Student-Lead Campaign Trends on Social Media


Students United for Public Education (SUPE), a student-run organization co-founded by Graduate School of Education (GSE) 5-year teacher education student and Urban Teaching Fellow, Stephanie Rivera, gained a lot of attention this month when their social media campaign was at one point more popular than the Olympics on Twitter. On February 17, 2014, the campaign, Students Resisting Teach for America, used the hashtag #ResistTFA to chat about topics related to Teach for America (TFA).

“As a student, I know that college campuses are the core recruiting grounds for Teach for America,” notes Stephanie. “So I wanted to elevate the voices of individuals who have concerns about the preparation the participants receive. As a teacher in training, I know how much preparation and dedication is needed to provide my future students with the experienced teacher they deserve.”
The goal of the campaign is to raise awareness about teacher preparation practices while reaching as many potential applicants as possible.  The outcomes of the twitter campaign have been very robust. By providing the space for people to talk about issues surrounding TFA, many people that have been affected by the company are not only sharing their stories, but they are being heard.
This campaign is just one example of SUPE’s activities. Stephanie and three students from the University of Wisconsin-Madison founded SUPE in 2012 to provide a place to discuss and improve issues affecting K-12 public education. The organization has expanded throughout the United States allowing these students to serve as a resource for each other.
Stephanie documents her experiences and thoughts as an education student in her blog Teacher Under Construction. Through her blog and other social media networks, Stephanie has been able to connect with students, exchange experiences, and develop ideas.

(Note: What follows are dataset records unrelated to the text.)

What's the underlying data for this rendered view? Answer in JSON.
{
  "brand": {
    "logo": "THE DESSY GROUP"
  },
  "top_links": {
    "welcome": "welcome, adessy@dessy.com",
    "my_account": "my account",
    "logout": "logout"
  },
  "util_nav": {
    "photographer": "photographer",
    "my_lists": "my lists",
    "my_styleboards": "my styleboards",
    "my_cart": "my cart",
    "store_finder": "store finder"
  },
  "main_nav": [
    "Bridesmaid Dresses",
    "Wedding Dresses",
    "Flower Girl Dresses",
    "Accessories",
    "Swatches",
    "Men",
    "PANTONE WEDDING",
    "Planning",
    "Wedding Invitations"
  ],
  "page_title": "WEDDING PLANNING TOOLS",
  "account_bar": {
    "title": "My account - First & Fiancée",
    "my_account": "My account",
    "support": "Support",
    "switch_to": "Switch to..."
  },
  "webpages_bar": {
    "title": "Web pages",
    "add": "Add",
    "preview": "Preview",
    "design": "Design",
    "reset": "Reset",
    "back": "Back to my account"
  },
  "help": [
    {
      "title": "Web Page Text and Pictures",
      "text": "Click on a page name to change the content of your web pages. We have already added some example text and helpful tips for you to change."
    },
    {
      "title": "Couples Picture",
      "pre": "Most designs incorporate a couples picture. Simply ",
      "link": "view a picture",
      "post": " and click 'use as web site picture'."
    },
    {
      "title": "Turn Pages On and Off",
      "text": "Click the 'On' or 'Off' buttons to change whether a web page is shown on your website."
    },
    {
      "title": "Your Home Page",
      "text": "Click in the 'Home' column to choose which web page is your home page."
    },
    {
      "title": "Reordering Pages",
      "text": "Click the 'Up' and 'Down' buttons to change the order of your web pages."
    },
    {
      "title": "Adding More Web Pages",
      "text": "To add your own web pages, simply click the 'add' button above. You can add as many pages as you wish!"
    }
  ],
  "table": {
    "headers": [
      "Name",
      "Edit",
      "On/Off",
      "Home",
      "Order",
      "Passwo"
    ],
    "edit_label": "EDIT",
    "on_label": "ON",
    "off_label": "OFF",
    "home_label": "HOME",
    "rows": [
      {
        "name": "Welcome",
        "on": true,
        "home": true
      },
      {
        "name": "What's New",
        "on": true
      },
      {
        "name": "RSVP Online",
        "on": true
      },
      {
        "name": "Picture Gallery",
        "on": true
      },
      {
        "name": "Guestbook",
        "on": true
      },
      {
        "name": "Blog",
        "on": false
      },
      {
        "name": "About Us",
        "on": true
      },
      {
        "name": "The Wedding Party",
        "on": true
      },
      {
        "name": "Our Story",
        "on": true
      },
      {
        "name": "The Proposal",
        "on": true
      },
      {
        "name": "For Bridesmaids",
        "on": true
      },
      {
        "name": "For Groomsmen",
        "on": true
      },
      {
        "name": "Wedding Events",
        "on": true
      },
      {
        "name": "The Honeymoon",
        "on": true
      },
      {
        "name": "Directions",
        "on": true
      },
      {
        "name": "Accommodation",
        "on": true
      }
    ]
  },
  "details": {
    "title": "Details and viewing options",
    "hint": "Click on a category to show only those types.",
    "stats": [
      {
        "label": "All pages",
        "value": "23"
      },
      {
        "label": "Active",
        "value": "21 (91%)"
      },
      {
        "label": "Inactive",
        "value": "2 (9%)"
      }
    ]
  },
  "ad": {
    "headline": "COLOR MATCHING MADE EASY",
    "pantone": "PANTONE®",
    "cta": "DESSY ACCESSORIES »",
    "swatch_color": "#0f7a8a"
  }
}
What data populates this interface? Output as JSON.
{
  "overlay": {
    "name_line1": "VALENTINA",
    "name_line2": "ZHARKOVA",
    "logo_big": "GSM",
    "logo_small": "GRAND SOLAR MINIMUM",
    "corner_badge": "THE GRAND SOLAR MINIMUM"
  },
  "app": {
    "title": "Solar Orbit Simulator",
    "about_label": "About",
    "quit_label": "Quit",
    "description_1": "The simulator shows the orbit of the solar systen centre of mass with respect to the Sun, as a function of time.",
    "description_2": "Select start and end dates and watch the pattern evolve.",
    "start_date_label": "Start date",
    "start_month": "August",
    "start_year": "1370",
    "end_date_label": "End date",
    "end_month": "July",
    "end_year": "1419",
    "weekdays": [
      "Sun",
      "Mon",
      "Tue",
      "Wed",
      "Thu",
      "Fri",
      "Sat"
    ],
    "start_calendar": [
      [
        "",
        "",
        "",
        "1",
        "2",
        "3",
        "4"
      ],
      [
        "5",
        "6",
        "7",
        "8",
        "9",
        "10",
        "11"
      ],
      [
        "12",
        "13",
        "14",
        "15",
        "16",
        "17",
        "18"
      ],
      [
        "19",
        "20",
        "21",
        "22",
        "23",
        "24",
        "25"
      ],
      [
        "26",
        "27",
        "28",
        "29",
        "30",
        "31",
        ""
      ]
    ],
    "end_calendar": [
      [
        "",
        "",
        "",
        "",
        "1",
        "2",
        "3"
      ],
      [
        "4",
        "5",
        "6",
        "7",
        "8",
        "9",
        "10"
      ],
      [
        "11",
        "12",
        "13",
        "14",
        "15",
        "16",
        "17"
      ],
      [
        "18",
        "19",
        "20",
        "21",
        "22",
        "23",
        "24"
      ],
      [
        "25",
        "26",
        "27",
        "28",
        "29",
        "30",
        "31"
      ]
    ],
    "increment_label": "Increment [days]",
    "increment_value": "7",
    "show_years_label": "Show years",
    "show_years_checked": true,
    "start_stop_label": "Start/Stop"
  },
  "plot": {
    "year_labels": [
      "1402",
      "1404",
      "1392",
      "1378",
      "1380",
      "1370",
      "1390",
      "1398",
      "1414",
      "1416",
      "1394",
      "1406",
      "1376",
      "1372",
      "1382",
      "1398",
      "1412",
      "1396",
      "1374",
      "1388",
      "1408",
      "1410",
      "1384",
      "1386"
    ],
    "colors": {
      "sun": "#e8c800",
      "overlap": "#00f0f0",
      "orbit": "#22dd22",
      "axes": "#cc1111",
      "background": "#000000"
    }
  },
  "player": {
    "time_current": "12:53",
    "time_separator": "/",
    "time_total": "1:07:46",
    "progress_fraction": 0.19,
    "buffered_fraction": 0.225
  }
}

Stephanie’s activism was sparked when she discovered the inequities that exist in education while taking an Introduction to Education course at Rutgers. “I grew up believing everyone had the same access to the high quality education and opportunities that I did,” says Stephanie. “After reading and discussing the book Spectacular Things Happen Along the Way: Lessons from an Urban Classroom, I realized this was not the case and there was no turning back” 
Her passion for addressing this gap encouraged Stephanie to apply to the Urban Teaching Fellows program at the GSE because she wanted to be properly prepared to work with youth in urban areas. 
After graduating with her master’s degree, Stephanie hopes to continue working with the New Brunswick community as a lifelong classroom educator and activist.